Millennials need to become empowered with financial knowledge, which will help them make the best financial decisions throughout their life.  Here are 27 ways for millennials manage their finances.


  1. Create a budget to control spending. Make your budget flexible to accommodate for unexpected expenses and include savings goals. Include monthly expenses and debt plus your monthly income.
  2. Avoid tracking your spending by using credit cards. This is a bad habit to have. Using credit cards will eventually lead to owing large amounts of debt. Since the future is unknown, it is best to pay for most items with cash.
  3. Cash back. Avoid using cash back or rewards points credit cards. These are just a way to get your to spend more money than you normally would. Pay with cash instead.
  4. Create an emergency fund to cover monthly expenses for 9-12 months.
  5. Balance your accounts and write down every transaction, including debit card transactions and trips to the ATM.
  6. Reduce spending by 30-50%.  Spread spending for large purchases over several months to ease the burden. Buy more needs vs. wants. 
  7. Set short-term and long-term financial goals such as paying off a bill and saving for a down payment on a house.


  1. Pay down debt and get current on late accounts.  Keep debt (excluding rent/mortgage) at 15% or less of your net monthly income.
  2. Keep credit card balances at 20% or less of the credit limit.
  3. Pay more than the minimum monthly payment or credit cards and loans.
  4. Pay back student loans. Consider using student loan forgiveness programs.


  1. Pay bills online or setup autopay or paycheck deductions.
  2. Use direct deposit for paychecks.
  3. Open a checking account with overdraft protection.
  4. Save, save some more and save some more.

Estate Planning

  1. Create a will to begin setting up estate planning.
  2. Create a medical directive to identify your medical wishes.
  3. Buy life insurance if you have assets (car, condo/home, stocks, bonds, cash, etc.). This will ensure your family has enough money for your burial costs.

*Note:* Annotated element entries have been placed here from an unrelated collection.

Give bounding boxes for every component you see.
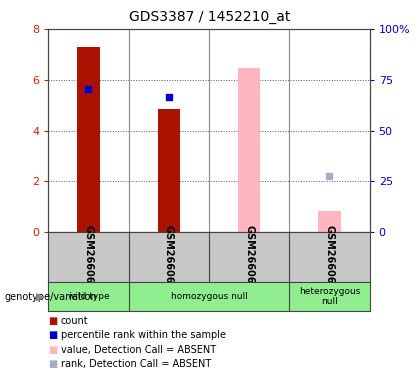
Text: percentile rank within the sample: percentile rank within the sample xyxy=(61,330,226,340)
Text: ■: ■ xyxy=(48,359,58,369)
Text: homozygous null: homozygous null xyxy=(171,292,247,301)
Bar xyxy=(77,46,100,232)
Text: GSM266061: GSM266061 xyxy=(164,225,174,290)
Text: value, Detection Call = ABSENT: value, Detection Call = ABSENT xyxy=(61,345,216,355)
Text: GSM266062: GSM266062 xyxy=(244,225,254,290)
Text: GDS3387 / 1452210_at: GDS3387 / 1452210_at xyxy=(129,10,291,23)
Bar xyxy=(238,68,260,232)
Bar xyxy=(158,109,180,232)
Text: GSM266064: GSM266064 xyxy=(324,225,334,290)
Text: ■: ■ xyxy=(48,316,58,326)
Bar xyxy=(318,211,341,232)
Text: ■: ■ xyxy=(48,330,58,340)
Text: count: count xyxy=(61,316,89,326)
Text: rank, Detection Call = ABSENT: rank, Detection Call = ABSENT xyxy=(61,359,211,369)
Text: heterozygous
null: heterozygous null xyxy=(299,287,360,306)
Text: ▶: ▶ xyxy=(36,291,44,302)
Text: wild type: wild type xyxy=(68,292,109,301)
Text: ■: ■ xyxy=(48,345,58,355)
Text: genotype/variation: genotype/variation xyxy=(4,291,97,302)
Text: GSM266063: GSM266063 xyxy=(84,225,94,290)
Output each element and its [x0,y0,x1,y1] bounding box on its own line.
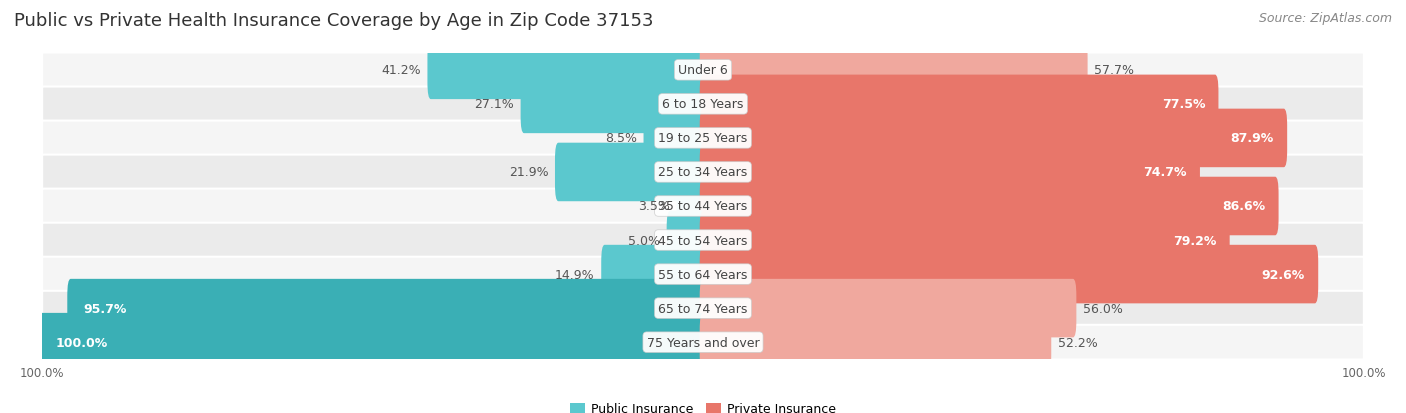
Text: 52.2%: 52.2% [1057,336,1098,349]
Text: 95.7%: 95.7% [84,302,127,315]
FancyBboxPatch shape [42,189,1364,224]
FancyBboxPatch shape [644,109,706,168]
Text: 3.5%: 3.5% [638,200,669,213]
FancyBboxPatch shape [42,87,1364,122]
Text: 79.2%: 79.2% [1173,234,1216,247]
FancyBboxPatch shape [42,325,1364,360]
Text: 56.0%: 56.0% [1083,302,1123,315]
Text: Source: ZipAtlas.com: Source: ZipAtlas.com [1258,12,1392,25]
FancyBboxPatch shape [42,291,1364,326]
FancyBboxPatch shape [67,279,706,337]
FancyBboxPatch shape [700,109,1286,168]
Text: 27.1%: 27.1% [474,98,515,111]
Text: 100.0%: 100.0% [55,336,108,349]
Text: 92.6%: 92.6% [1261,268,1305,281]
FancyBboxPatch shape [520,76,706,134]
FancyBboxPatch shape [700,245,1319,304]
Text: 14.9%: 14.9% [555,268,595,281]
Text: 74.7%: 74.7% [1143,166,1187,179]
Text: Public vs Private Health Insurance Coverage by Age in Zip Code 37153: Public vs Private Health Insurance Cover… [14,12,654,30]
Text: 45 to 54 Years: 45 to 54 Years [658,234,748,247]
FancyBboxPatch shape [700,211,1230,270]
Text: 25 to 34 Years: 25 to 34 Years [658,166,748,179]
FancyBboxPatch shape [42,121,1364,156]
Text: 6 to 18 Years: 6 to 18 Years [662,98,744,111]
FancyBboxPatch shape [700,313,1052,372]
Text: 21.9%: 21.9% [509,166,548,179]
Text: 8.5%: 8.5% [605,132,637,145]
Text: Under 6: Under 6 [678,64,728,77]
Text: 75 Years and over: 75 Years and over [647,336,759,349]
Text: 86.6%: 86.6% [1222,200,1265,213]
Text: 19 to 25 Years: 19 to 25 Years [658,132,748,145]
FancyBboxPatch shape [700,279,1077,337]
FancyBboxPatch shape [700,41,1088,100]
Legend: Public Insurance, Private Insurance: Public Insurance, Private Insurance [565,397,841,413]
Text: 87.9%: 87.9% [1230,132,1274,145]
Text: 57.7%: 57.7% [1094,64,1135,77]
FancyBboxPatch shape [42,257,1364,292]
Text: 65 to 74 Years: 65 to 74 Years [658,302,748,315]
FancyBboxPatch shape [42,223,1364,258]
Text: 5.0%: 5.0% [628,234,659,247]
FancyBboxPatch shape [700,76,1219,134]
Text: 35 to 44 Years: 35 to 44 Years [658,200,748,213]
FancyBboxPatch shape [42,155,1364,190]
FancyBboxPatch shape [42,53,1364,88]
FancyBboxPatch shape [602,245,706,304]
FancyBboxPatch shape [676,177,706,236]
FancyBboxPatch shape [700,143,1199,202]
Text: 77.5%: 77.5% [1161,98,1205,111]
Text: 41.2%: 41.2% [381,64,420,77]
FancyBboxPatch shape [39,313,706,372]
FancyBboxPatch shape [700,177,1278,236]
Text: 55 to 64 Years: 55 to 64 Years [658,268,748,281]
FancyBboxPatch shape [555,143,706,202]
FancyBboxPatch shape [666,211,706,270]
FancyBboxPatch shape [427,41,706,100]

  1. Max out your tax advantaged retirement plans. Commit to saving a set percentage of your income, so when your income increases, your contributions will also increase.
  2. Control your risks through diversifying and investing in various mutual funds that are a combination or low, medium and high risk to limit your losses.
  3. Focus on long-term growth. Leave your money untouched for the next 5 to 10 years to see the benefits of your money growing.
4.      Invest as much as you can in tax-deferred retirement plans, such as 401(k) or IRA plan. Your money will grow faster and you can afford to invest more money because you won't have to pay taxes on the money until you retire.
5.      Once you have decided how much to invest in each type of asset, rebalance at least once a year particularly after a large market shift, upward or downward to ensure you remain on track with your retirement goals.

  1. Develop a support network (friends, family, church members, join support groups and a financial professional etc.) to get advice, support and encouragement.
  2. Think rationally and without emotion. Calm down and think logically about how to deal with your finances.
  3. Do not blame others for your financial mistakes. Take accountability and responsibility for your actions.
  4. Plan for the future and always have a plan A, B and C.
  5. Volunteer. Do volunteer work in your field. Ask for letters or reference that you can use to get your ideal job, which will help boost your annual income.